The American Veterinary medical Association (AVMA) rescinded its recommendation of supplementing pets with glucosamine back in Novemer 2016.
The AVMA originally supported glucosamine supplementation because of its long history of use in the management of osteoarthritis and the absence of significant safety concerns, but withdrew this support based on recommendation from several of the association’s committees, citing ‘lack of efficacy data.’
Nevertheless, Packaged Facts analysis suggested that the category showed no signs of slowing down—joint health supplements joined digestive health supplements as the most frequently purchased last year. The survey, conducted online in December 2016, included 2,244 US adults over the age of 18, with 1,743 dog owners and 1,261 cat owners, according to the report.
Competition from functional foods, treats
Main competition for supplement sales in the category comes from health foods and treats, the report said. “Among dog owners who purchase pet products, digestive health supplements and joint supplements attract 13% each, compared to 17% and 9% purchasing digestive health foods or treats, respectively, and 10% purchasing joint support food or treats,” according to the report.
While giving pets supplements may require pet owners to fight a little bit and get their pets to eat them, functional foods and treats offer ease of delivery, convenience, and monetary savings of having to purchase only one products.

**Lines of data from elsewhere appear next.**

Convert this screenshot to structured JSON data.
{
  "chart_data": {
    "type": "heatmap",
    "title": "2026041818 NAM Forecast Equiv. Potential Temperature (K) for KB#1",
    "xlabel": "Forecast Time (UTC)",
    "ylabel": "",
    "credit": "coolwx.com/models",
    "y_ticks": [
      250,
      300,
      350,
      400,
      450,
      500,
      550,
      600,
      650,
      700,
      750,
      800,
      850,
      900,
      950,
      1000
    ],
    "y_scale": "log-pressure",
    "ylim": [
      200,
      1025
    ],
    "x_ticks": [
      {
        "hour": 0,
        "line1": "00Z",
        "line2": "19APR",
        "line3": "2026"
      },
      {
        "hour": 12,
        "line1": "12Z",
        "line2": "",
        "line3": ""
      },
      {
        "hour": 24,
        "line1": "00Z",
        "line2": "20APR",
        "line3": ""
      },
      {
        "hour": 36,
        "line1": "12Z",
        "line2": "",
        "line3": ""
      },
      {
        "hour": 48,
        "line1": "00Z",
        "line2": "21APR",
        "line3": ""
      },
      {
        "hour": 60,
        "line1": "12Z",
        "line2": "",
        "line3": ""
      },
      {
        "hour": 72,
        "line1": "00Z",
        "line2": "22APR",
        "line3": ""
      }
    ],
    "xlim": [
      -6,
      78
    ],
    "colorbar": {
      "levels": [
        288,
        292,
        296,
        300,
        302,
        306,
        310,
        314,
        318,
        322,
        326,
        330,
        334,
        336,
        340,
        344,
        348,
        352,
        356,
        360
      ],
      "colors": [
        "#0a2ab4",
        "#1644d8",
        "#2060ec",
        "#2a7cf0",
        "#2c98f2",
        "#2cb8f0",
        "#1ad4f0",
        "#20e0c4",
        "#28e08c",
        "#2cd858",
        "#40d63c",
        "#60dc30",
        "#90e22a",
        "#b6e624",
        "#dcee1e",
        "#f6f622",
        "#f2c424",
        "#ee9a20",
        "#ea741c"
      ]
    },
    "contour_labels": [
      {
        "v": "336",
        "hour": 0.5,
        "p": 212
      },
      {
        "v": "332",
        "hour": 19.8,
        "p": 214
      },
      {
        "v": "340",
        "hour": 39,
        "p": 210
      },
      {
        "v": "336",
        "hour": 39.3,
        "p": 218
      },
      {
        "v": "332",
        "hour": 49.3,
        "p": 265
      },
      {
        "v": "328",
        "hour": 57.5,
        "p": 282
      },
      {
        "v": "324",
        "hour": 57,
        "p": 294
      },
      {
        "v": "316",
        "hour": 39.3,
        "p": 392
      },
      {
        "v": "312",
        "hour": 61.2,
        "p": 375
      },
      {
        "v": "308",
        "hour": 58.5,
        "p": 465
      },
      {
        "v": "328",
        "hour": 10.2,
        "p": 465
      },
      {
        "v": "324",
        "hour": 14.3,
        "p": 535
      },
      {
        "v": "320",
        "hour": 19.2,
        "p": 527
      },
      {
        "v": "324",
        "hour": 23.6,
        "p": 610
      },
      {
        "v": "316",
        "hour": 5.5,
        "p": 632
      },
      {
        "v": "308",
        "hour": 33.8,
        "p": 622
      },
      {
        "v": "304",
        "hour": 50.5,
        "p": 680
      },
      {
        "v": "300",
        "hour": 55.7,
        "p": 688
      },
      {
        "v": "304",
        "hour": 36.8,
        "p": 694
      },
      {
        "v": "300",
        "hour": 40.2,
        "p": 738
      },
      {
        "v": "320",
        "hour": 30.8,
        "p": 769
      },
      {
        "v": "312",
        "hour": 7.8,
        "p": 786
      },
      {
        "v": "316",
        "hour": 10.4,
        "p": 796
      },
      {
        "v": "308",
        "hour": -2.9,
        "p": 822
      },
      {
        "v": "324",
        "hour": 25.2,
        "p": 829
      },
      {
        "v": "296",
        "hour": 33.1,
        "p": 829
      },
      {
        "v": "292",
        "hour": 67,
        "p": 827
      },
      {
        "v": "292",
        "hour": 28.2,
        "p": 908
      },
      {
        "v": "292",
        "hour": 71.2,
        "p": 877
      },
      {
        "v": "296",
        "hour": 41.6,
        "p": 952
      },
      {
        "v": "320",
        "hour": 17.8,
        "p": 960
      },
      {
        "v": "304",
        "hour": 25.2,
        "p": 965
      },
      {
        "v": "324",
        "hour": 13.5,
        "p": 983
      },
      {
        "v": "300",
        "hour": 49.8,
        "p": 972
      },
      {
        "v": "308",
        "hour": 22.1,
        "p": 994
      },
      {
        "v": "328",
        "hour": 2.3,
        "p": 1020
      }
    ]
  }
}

However, “these functional products seldom have the concentrated dosage found in supplements,” the report said.
Going for chewy and natural
In the past, pet owners may have smeared or hid nutritional supplements in peanut butter or treats, but to compete with functional foods and treats, some manufacturers are doing this work for them. For example, there has been a strong focus on creating chew format pet supplements, Packaged Facts reported.
Another possible differentiator for supplements can be in the product’s attributes and call-outs. Just as in human food, there is high demand for natural and organic pet nutrition products, with many pet owners eschewing ingredients that are synthetic or synthetic sounding.
Making its way into pet nutrition from the human side is curcumin, derived from turmeric, sought for its anti-inflammatory effects. It is showing up in more new product launches in the pet nutrition category, such as The Honest Kitchen’s Bone Broth with Turmeric.
As a result, Packaged Facts is closely monitoring curcumin in the pet space. “[We’re] watching to see how much staying power this intriguing ingredient has in the pet supplements segment,” the research company said.